Everything is a blank canvas to a toddler with a thick felt tip

10 hours ago 2

Not for the first time, I’m examining a picture my daughter has drawn. It’s an expressive piece, formed from purple marker, but presented in a larger format than her usual efforts. The effect is multiplying; there is a feral freeness in her strokes, a sense of passion at play, of creativity unbridled.

We are at my sister Maeve’s house, where she and her brother have been happily ensconced in a drawing session with their cousins all afternoon. Paper and markers and crayons are scattered in every direction, and each child’s own style is on display. For my son, the endless Minecraft characters and dinosaurs he can now reproduce with frightening speed and accuracy; for his older cousins Nora and Ardal, a menagerie of beautifully rendered characters from their favourite books and games. My daughter, however, has eschewed such figurative works, preferring to rely on pure expression.
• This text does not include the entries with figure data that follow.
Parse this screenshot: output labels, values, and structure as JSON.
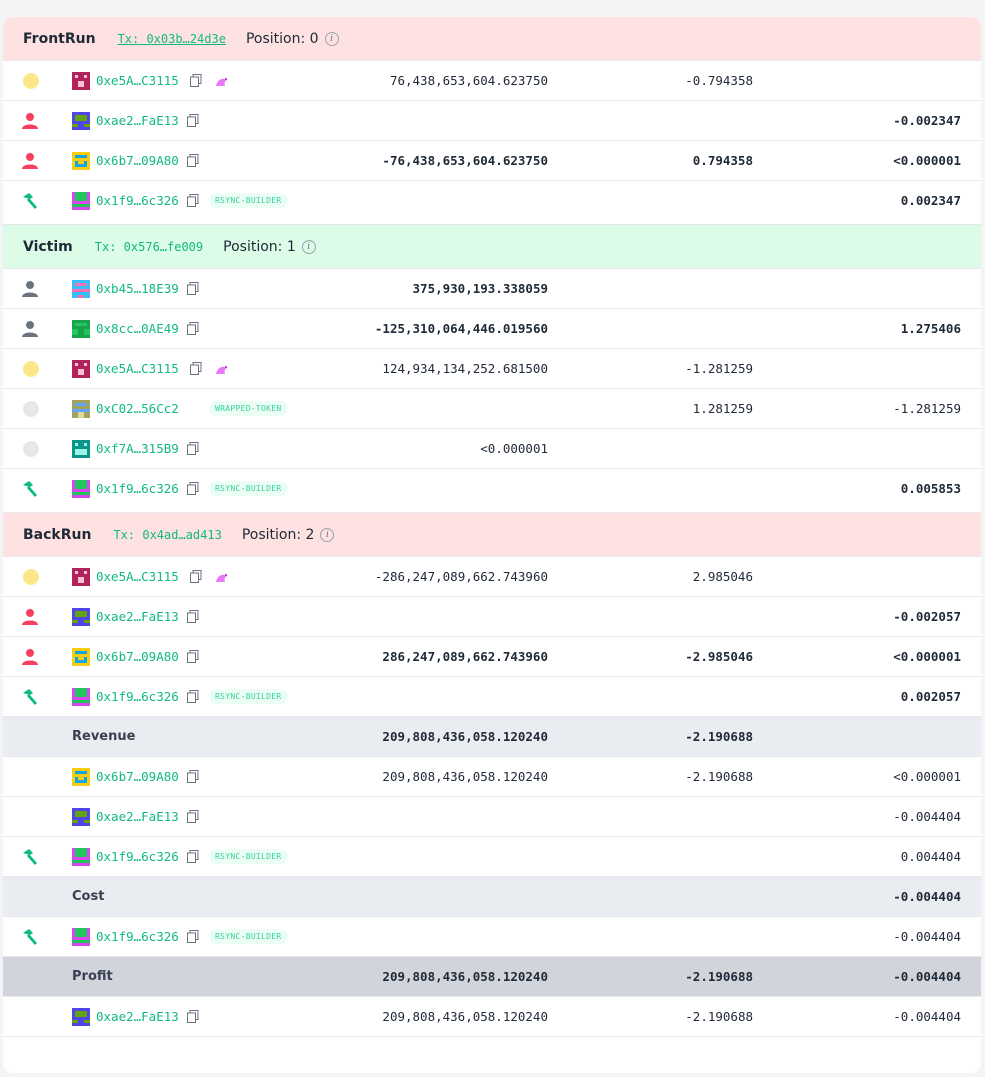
{
  "sections": [
    {
      "title": "FrontRun",
      "tx": "Tx: 0x03b…24d3e",
      "position_label": "Position: 0",
      "info_icon": "info-icon",
      "rows": [
        {
          "role": "dot-yellow",
          "address": "0xe5A…C3115",
          "tag": "uniswap-icon",
          "amount": "76,438,653,604.623750",
          "value": "-0.794358",
          "eth": ""
        },
        {
          "role": "user-red",
          "address": "0xae2…FaE13",
          "tag": "",
          "amount": "",
          "value": "",
          "eth": "-0.002347"
        },
        {
          "role": "user-red",
          "address": "0x6b7…09A80",
          "tag": "",
          "amount": "-76,438,653,604.623750",
          "value": "0.794358",
          "eth": "<0.000001"
        },
        {
          "role": "hammer",
          "address": "0x1f9…6c326",
          "tag": "RSYNC-BUILDER",
          "amount": "",
          "value": "",
          "eth": "0.002347"
        }
      ]
    },
    {
      "title": "Victim",
      "tx": "Tx: 0x576…fe009",
      "position_label": "Position: 1",
      "info_icon": "info-icon",
      "rows": [
        {
          "role": "user-gray",
          "address": "0xb45…18E39",
          "tag": "",
          "amount": "375,930,193.338059",
          "value": "",
          "eth": ""
        },
        {
          "role": "user-gray",
          "address": "0x8cc…0AE49",
          "tag": "",
          "amount": "-125,310,064,446.019560",
          "value": "",
          "eth": "1.275406"
        },
        {
          "role": "dot-yellow",
          "address": "0xe5A…C3115",
          "tag": "uniswap-icon",
          "amount": "124,934,134,252.681500",
          "value": "-1.281259",
          "eth": ""
        },
        {
          "role": "dot-gray",
          "address": "0xC02…56Cc2",
          "tag": "WRAPPED-TOKEN",
          "amount": "",
          "value": "1.281259",
          "eth": "-1.281259"
        },
        {
          "role": "dot-gray",
          "address": "0xf7A…315B9",
          "tag": "",
          "amount": "<0.000001",
          "value": "",
          "eth": ""
        },
        {
          "role": "hammer",
          "address": "0x1f9…6c326",
          "tag": "RSYNC-BUILDER",
          "amount": "",
          "value": "",
          "eth": "0.005853"
        }
      ]
    },
    {
      "title": "BackRun",
      "tx": "Tx: 0x4ad…ad413",
      "position_label": "Position: 2",
      "info_icon": "info-icon",
      "rows": [
        {
          "role": "dot-yellow",
          "address": "0xe5A…C3115",
          "tag": "uniswap-icon",
          "amount": "-286,247,089,662.743960",
          "value": "2.985046",
          "eth": ""
        },
        {
          "role": "user-red",
          "address": "0xae2…FaE13",
          "tag": "",
          "amount": "",
          "value": "",
          "eth": "-0.002057"
        },
        {
          "role": "user-red",
          "address": "0x6b7…09A80",
          "tag": "",
          "amount": "286,247,089,662.743960",
          "value": "-2.985046",
          "eth": "<0.000001"
        },
        {
          "role": "hammer",
          "address": "0x1f9…6c326",
          "tag": "RSYNC-BUILDER",
          "amount": "",
          "value": "",
          "eth": "0.002057"
        }
      ]
    }
  ],
  "summary": {
    "revenue": {
      "label": "Revenue",
      "amount": "209,808,436,058.120240",
      "value": "-2.190688",
      "eth": "",
      "rows": [
        {
          "role": "",
          "address": "0x6b7…09A80",
          "tag": "",
          "amount": "209,808,436,058.120240",
          "value": "-2.190688",
          "eth": "<0.000001"
        },
        {
          "role": "",
          "address": "0xae2…FaE13",
          "tag": "",
          "amount": "",
          "value": "",
          "eth": "-0.004404"
        },
        {
          "role": "hammer",
          "address": "0x1f9…6c326",
          "tag": "RSYNC-BUILDER",
          "amount": "",
          "value": "",
          "eth": "0.004404"
        }
      ]
    },
    "cost": {
      "label": "Cost",
      "amount": "",
      "value": "",
      "eth": "-0.004404",
      "rows": [
        {
          "role": "hammer",
          "address": "0x1f9…6c326",
          "tag": "RSYNC-BUILDER",
          "amount": "",
          "value": "",
          "eth": "-0.004404"
        }
      ]
    },
    "profit": {
      "label": "Profit",
      "amount": "209,808,436,058.120240",
      "value": "-2.190688",
      "eth": "-0.004404",
      "rows": [
        {
          "role": "",
          "address": "0xae2…FaE13",
          "tag": "",
          "amount": "209,808,436,058.120240",
          "value": "-2.190688",
          "eth": "-0.004404"
        }
      ]
    }
  },
  "colors": {
    "accent": "#10b981",
    "frontrun_bg": "#fee2e2",
    "victim_bg": "#dcfce7",
    "summary_bg": "#e9ecf0",
    "profit_bg": "#d1d5db"
  },
  "icons": {
    "copy": "copy-icon",
    "hammer": "hammer-icon",
    "user": "user-icon",
    "unicorn": "uniswap-icon",
    "avatar": "identicon-avatar"
  }
}
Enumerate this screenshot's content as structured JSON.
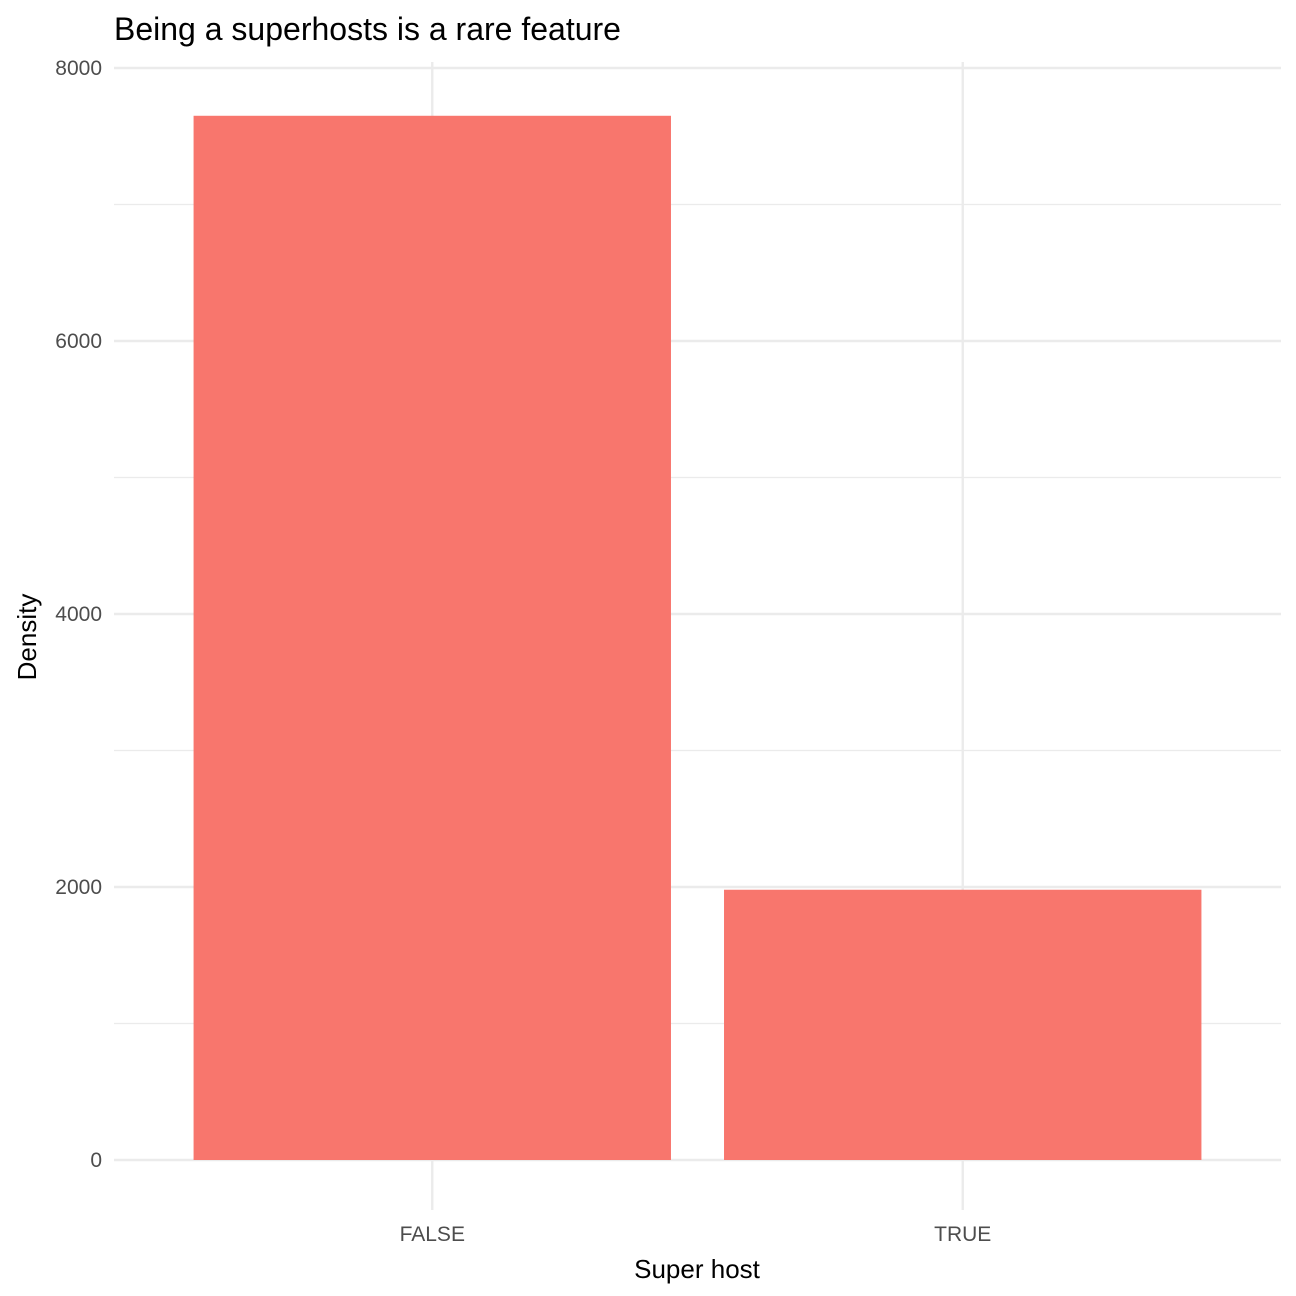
{
  "chart_data": {
    "type": "bar",
    "title": "Being a superhosts is a rare feature",
    "xlabel": "Super host",
    "ylabel": "Density",
    "categories": [
      "FALSE",
      "TRUE"
    ],
    "values": [
      7650,
      1980
    ],
    "ylim": [
      0,
      8000
    ],
    "yticks": [
      "0",
      "2000",
      "4000",
      "6000",
      "8000"
    ],
    "yminor": [
      1000,
      3000,
      5000,
      7000
    ],
    "bar_color": "#F8766D",
    "grid": true,
    "legend": "none"
  }
}
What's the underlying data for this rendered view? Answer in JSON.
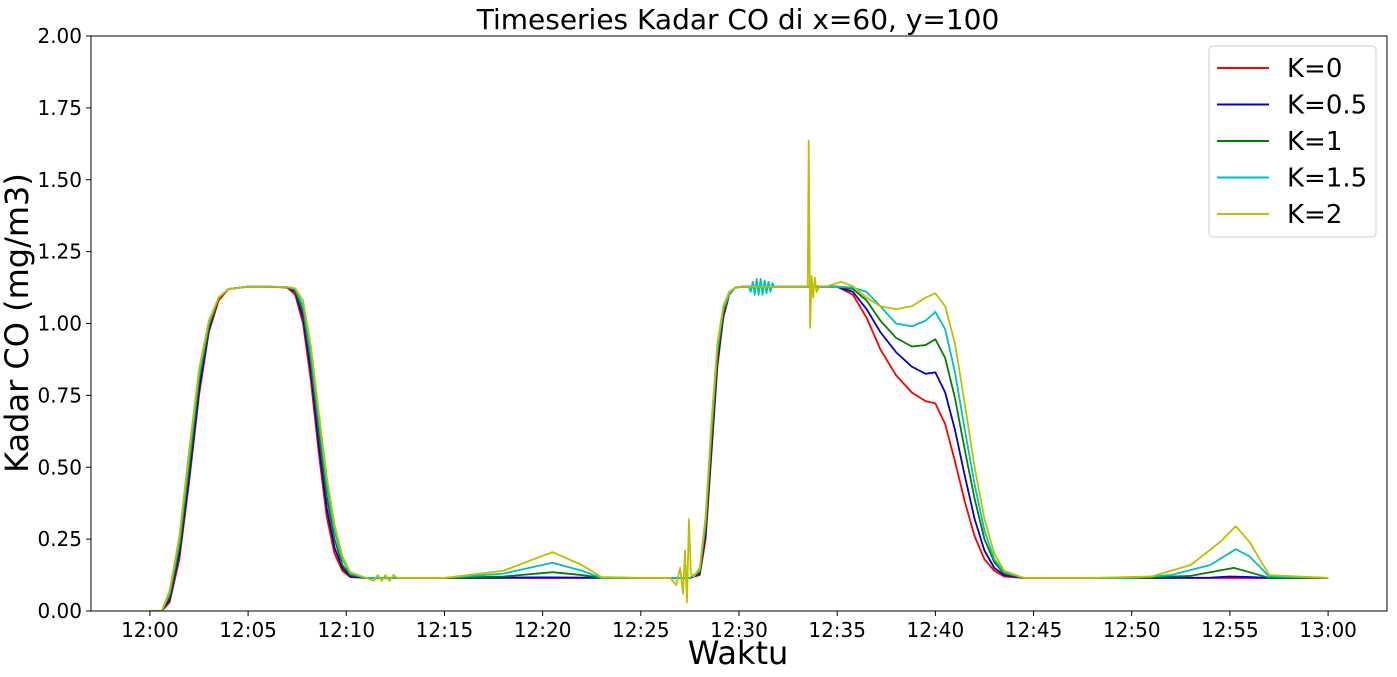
{
  "chart_data": {
    "type": "line",
    "title": "Timeseries Kadar CO di x=60, y=100",
    "xlabel": "Waktu",
    "ylabel": "Kadar CO (mg/m3)",
    "xlim": [
      -3,
      63
    ],
    "ylim": [
      0,
      2
    ],
    "x_unit": "minutes after 12:00",
    "xticks": [
      {
        "value": 0,
        "label": "12:00"
      },
      {
        "value": 5,
        "label": "12:05"
      },
      {
        "value": 10,
        "label": "12:10"
      },
      {
        "value": 15,
        "label": "12:15"
      },
      {
        "value": 20,
        "label": "12:20"
      },
      {
        "value": 25,
        "label": "12:25"
      },
      {
        "value": 30,
        "label": "12:30"
      },
      {
        "value": 35,
        "label": "12:35"
      },
      {
        "value": 40,
        "label": "12:40"
      },
      {
        "value": 45,
        "label": "12:45"
      },
      {
        "value": 50,
        "label": "12:50"
      },
      {
        "value": 55,
        "label": "12:55"
      },
      {
        "value": 60,
        "label": "13:00"
      }
    ],
    "yticks": [
      {
        "value": 0.0,
        "label": "0.00"
      },
      {
        "value": 0.25,
        "label": "0.25"
      },
      {
        "value": 0.5,
        "label": "0.50"
      },
      {
        "value": 0.75,
        "label": "0.75"
      },
      {
        "value": 1.0,
        "label": "1.00"
      },
      {
        "value": 1.25,
        "label": "1.25"
      },
      {
        "value": 1.5,
        "label": "1.50"
      },
      {
        "value": 1.75,
        "label": "1.75"
      },
      {
        "value": 2.0,
        "label": "2.00"
      }
    ],
    "legend_position": "top-right",
    "series": [
      {
        "name": "K=0",
        "color": "#ff0000",
        "x": [
          0,
          0.6,
          1.0,
          1.5,
          2.0,
          2.5,
          3.0,
          3.5,
          4.0,
          5.0,
          6.0,
          7.0,
          7.4,
          7.8,
          8.2,
          8.6,
          9.0,
          9.4,
          9.8,
          10.2,
          11,
          15,
          20,
          25,
          27,
          27.5,
          28,
          28.3,
          28.6,
          28.9,
          29.2,
          29.5,
          29.8,
          30.2,
          31,
          33,
          35,
          35.8,
          36.5,
          37.2,
          38,
          38.8,
          39.5,
          40.0,
          40.5,
          41,
          41.5,
          42,
          42.5,
          43,
          43.5,
          44.5,
          50,
          55,
          57,
          60
        ],
        "y": [
          0.0,
          0.0,
          0.03,
          0.18,
          0.45,
          0.75,
          0.97,
          1.08,
          1.12,
          1.128,
          1.128,
          1.125,
          1.1,
          1.0,
          0.8,
          0.55,
          0.33,
          0.2,
          0.14,
          0.118,
          0.115,
          0.115,
          0.115,
          0.115,
          0.115,
          0.115,
          0.125,
          0.25,
          0.55,
          0.85,
          1.02,
          1.1,
          1.125,
          1.128,
          1.128,
          1.128,
          1.128,
          1.1,
          1.02,
          0.91,
          0.82,
          0.76,
          0.73,
          0.722,
          0.65,
          0.52,
          0.38,
          0.26,
          0.18,
          0.14,
          0.12,
          0.115,
          0.115,
          0.115,
          0.115,
          0.115
        ]
      },
      {
        "name": "K=0.5",
        "color": "#0000cd",
        "x": [
          0,
          0.6,
          1.0,
          1.5,
          2.0,
          2.5,
          3.0,
          3.5,
          4.0,
          5.0,
          6.0,
          7.0,
          7.4,
          7.8,
          8.2,
          8.6,
          9.0,
          9.4,
          9.8,
          10.2,
          11,
          15,
          20,
          25,
          27,
          27.5,
          28,
          28.3,
          28.6,
          28.9,
          29.2,
          29.5,
          29.8,
          30.2,
          31,
          33,
          35,
          35.8,
          36.5,
          37.2,
          38,
          38.8,
          39.5,
          40.0,
          40.5,
          41,
          41.5,
          42,
          42.5,
          43,
          43.5,
          44.5,
          50,
          54,
          55,
          56,
          57,
          60
        ],
        "y": [
          0.0,
          0.0,
          0.04,
          0.2,
          0.47,
          0.77,
          0.98,
          1.09,
          1.12,
          1.128,
          1.128,
          1.126,
          1.11,
          1.02,
          0.83,
          0.58,
          0.36,
          0.22,
          0.15,
          0.12,
          0.115,
          0.115,
          0.117,
          0.115,
          0.115,
          0.115,
          0.13,
          0.27,
          0.57,
          0.87,
          1.03,
          1.1,
          1.125,
          1.128,
          1.128,
          1.128,
          1.128,
          1.11,
          1.05,
          0.97,
          0.9,
          0.85,
          0.825,
          0.83,
          0.76,
          0.63,
          0.47,
          0.32,
          0.21,
          0.15,
          0.125,
          0.115,
          0.115,
          0.116,
          0.12,
          0.118,
          0.115,
          0.115
        ]
      },
      {
        "name": "K=1",
        "color": "#008000",
        "x": [
          0,
          0.6,
          1.0,
          1.5,
          2.0,
          2.5,
          3.0,
          3.5,
          4.0,
          5.0,
          6.0,
          7.0,
          7.4,
          7.8,
          8.2,
          8.6,
          9.0,
          9.4,
          9.8,
          10.2,
          11,
          15,
          18,
          20.5,
          22,
          23,
          25,
          27,
          27.5,
          28,
          28.3,
          28.6,
          28.9,
          29.2,
          29.5,
          29.8,
          30.2,
          31,
          33,
          35,
          35.8,
          36.5,
          37.2,
          38,
          38.8,
          39.5,
          40.0,
          40.5,
          41,
          41.5,
          42,
          42.5,
          43,
          43.5,
          44.5,
          50,
          53,
          55.2,
          56,
          57,
          60
        ],
        "y": [
          0.0,
          0.0,
          0.05,
          0.22,
          0.5,
          0.8,
          0.99,
          1.09,
          1.12,
          1.128,
          1.128,
          1.126,
          1.115,
          1.04,
          0.86,
          0.62,
          0.4,
          0.25,
          0.16,
          0.125,
          0.115,
          0.115,
          0.12,
          0.135,
          0.125,
          0.115,
          0.115,
          0.115,
          0.115,
          0.135,
          0.29,
          0.6,
          0.89,
          1.04,
          1.1,
          1.125,
          1.128,
          1.128,
          1.128,
          1.128,
          1.12,
          1.08,
          1.01,
          0.95,
          0.92,
          0.925,
          0.945,
          0.88,
          0.74,
          0.56,
          0.39,
          0.25,
          0.17,
          0.13,
          0.115,
          0.115,
          0.122,
          0.15,
          0.135,
          0.115,
          0.115
        ]
      },
      {
        "name": "K=1.5",
        "color": "#00bfbf",
        "x": [
          0,
          0.6,
          1.0,
          1.5,
          2.0,
          2.5,
          3.0,
          3.5,
          4.0,
          5.0,
          6.0,
          7.0,
          7.4,
          7.8,
          8.2,
          8.6,
          9.0,
          9.4,
          9.8,
          10.2,
          11,
          15,
          18,
          20.5,
          22,
          23,
          25,
          27,
          27.5,
          28,
          28.3,
          28.6,
          28.9,
          29.2,
          29.5,
          29.8,
          30.2,
          30.5,
          30.6,
          30.7,
          30.8,
          30.9,
          31.0,
          31.1,
          31.2,
          31.3,
          31.4,
          31.5,
          31.6,
          31.7,
          31.8,
          32,
          33,
          35,
          35.8,
          36.5,
          37.2,
          38,
          38.8,
          39.5,
          40.0,
          40.5,
          41,
          41.5,
          42,
          42.5,
          43,
          43.5,
          44.5,
          50,
          52,
          54,
          55.3,
          56,
          57,
          60
        ],
        "y": [
          0.0,
          0.0,
          0.06,
          0.24,
          0.53,
          0.82,
          1.0,
          1.09,
          1.12,
          1.128,
          1.128,
          1.127,
          1.12,
          1.06,
          0.89,
          0.66,
          0.44,
          0.28,
          0.18,
          0.13,
          0.115,
          0.115,
          0.13,
          0.168,
          0.14,
          0.115,
          0.115,
          0.115,
          0.115,
          0.14,
          0.31,
          0.63,
          0.91,
          1.05,
          1.1,
          1.125,
          1.128,
          1.128,
          1.11,
          1.145,
          1.1,
          1.155,
          1.1,
          1.155,
          1.1,
          1.15,
          1.105,
          1.145,
          1.11,
          1.14,
          1.128,
          1.128,
          1.128,
          1.128,
          1.125,
          1.11,
          1.06,
          1.0,
          0.99,
          1.01,
          1.04,
          0.98,
          0.83,
          0.63,
          0.44,
          0.28,
          0.18,
          0.135,
          0.115,
          0.115,
          0.125,
          0.16,
          0.215,
          0.19,
          0.12,
          0.115
        ]
      },
      {
        "name": "K=2",
        "color": "#bfbf00",
        "x": [
          0,
          0.6,
          1.0,
          1.5,
          2.0,
          2.5,
          3.0,
          3.5,
          4.0,
          5.0,
          6.0,
          7.0,
          7.4,
          7.8,
          8.2,
          8.6,
          9.0,
          9.4,
          9.8,
          10.2,
          11,
          11.4,
          11.6,
          11.8,
          12.0,
          12.2,
          12.4,
          12.6,
          13,
          15,
          18,
          20.5,
          22,
          23,
          25,
          26.5,
          26.8,
          27.0,
          27.15,
          27.25,
          27.35,
          27.45,
          27.55,
          27.7,
          28,
          28.3,
          28.6,
          28.9,
          29.2,
          29.5,
          29.8,
          30.2,
          31,
          33,
          33.5,
          33.55,
          33.62,
          33.7,
          33.78,
          33.86,
          33.95,
          34.1,
          34.5,
          35.2,
          35.8,
          36.5,
          37.2,
          38,
          38.8,
          39.5,
          40.0,
          40.5,
          41,
          41.5,
          42,
          42.5,
          43,
          43.5,
          44.5,
          48,
          51,
          53,
          54.5,
          55.3,
          56,
          57,
          60
        ],
        "y": [
          0.0,
          0.0,
          0.07,
          0.26,
          0.56,
          0.84,
          1.01,
          1.09,
          1.12,
          1.128,
          1.128,
          1.127,
          1.122,
          1.08,
          0.92,
          0.69,
          0.47,
          0.3,
          0.19,
          0.135,
          0.115,
          0.105,
          0.125,
          0.105,
          0.125,
          0.105,
          0.125,
          0.115,
          0.115,
          0.115,
          0.14,
          0.205,
          0.16,
          0.118,
          0.115,
          0.115,
          0.09,
          0.15,
          0.06,
          0.21,
          0.03,
          0.32,
          0.13,
          0.12,
          0.15,
          0.33,
          0.66,
          0.93,
          1.06,
          1.11,
          1.125,
          1.128,
          1.128,
          1.128,
          1.128,
          1.635,
          0.985,
          1.165,
          1.09,
          1.16,
          1.11,
          1.13,
          1.13,
          1.145,
          1.13,
          1.09,
          1.06,
          1.05,
          1.06,
          1.09,
          1.105,
          1.06,
          0.93,
          0.72,
          0.5,
          0.32,
          0.2,
          0.14,
          0.115,
          0.115,
          0.12,
          0.16,
          0.24,
          0.295,
          0.24,
          0.125,
          0.115
        ]
      }
    ]
  }
}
Hers are a riot of thick lines and scribbled curves, born from a relatively recent conversion to creativity. She was slow to get the bug for drawing that my son has had since he was a toddler. I, too, was an inveterate scribbler and greatly regret I never really continued with the passion into adulthood. ‘Every child is an artist,’ Pablo Picasso once said. ‘The problem is how to remain an artist once we grow up.’ A philistine might say that task was made slightly easier in his case, once he decided he was allowed to put eyes and ears wherever he liked on a human face, but I abhor such cynicism and am bravely willing to state I think he was pretty good.

My own little Picasso is only starting out on her journey, but is definitely making up for lost time. Every nursery pickup is now accompanied by a bulging bag of art projects she’s undertaken and what were once tentative experiments now seem to be cohering into more ambitious, intentional works. Where once she might have idly daubed for a minute or two before getting bored, she now throws herself into the practice with obsession, her tongue sticking out of her tiny mouth as she conjures a riot of shapes and colours with her pen.

And this, her largest work yet, may be her masterpiece. I’m loath to ascribe genius to either of my children – save for when pride, or a deadline, demands it. But there is something about her unshowy brio, her effortless panache, that a less circumspect parent might term ‘casual brilliance’.

My sister, however, is unimpressed. To my shock, she regards it with scorn. ‘Dear God,’ she says, with something approaching disgust. I’ll admit to being mildly offended, since my sister is a lovely person and, moreover, a particularly fond auntie to my daughter. I accept I’m biased, but her complete lack of appreciation seems wildly insensitive.

‘How will I even wash it off?’ she says, examining the 5ft purple scrawl which, I might have mentioned before, has been applied directly to Maeve’s bedroom wall, extending from the skirting boards by the door all the way to the bookshelves facing her window. I sigh to myself, more in pity than in anger. As every art-lover knows, some people just don’t get it.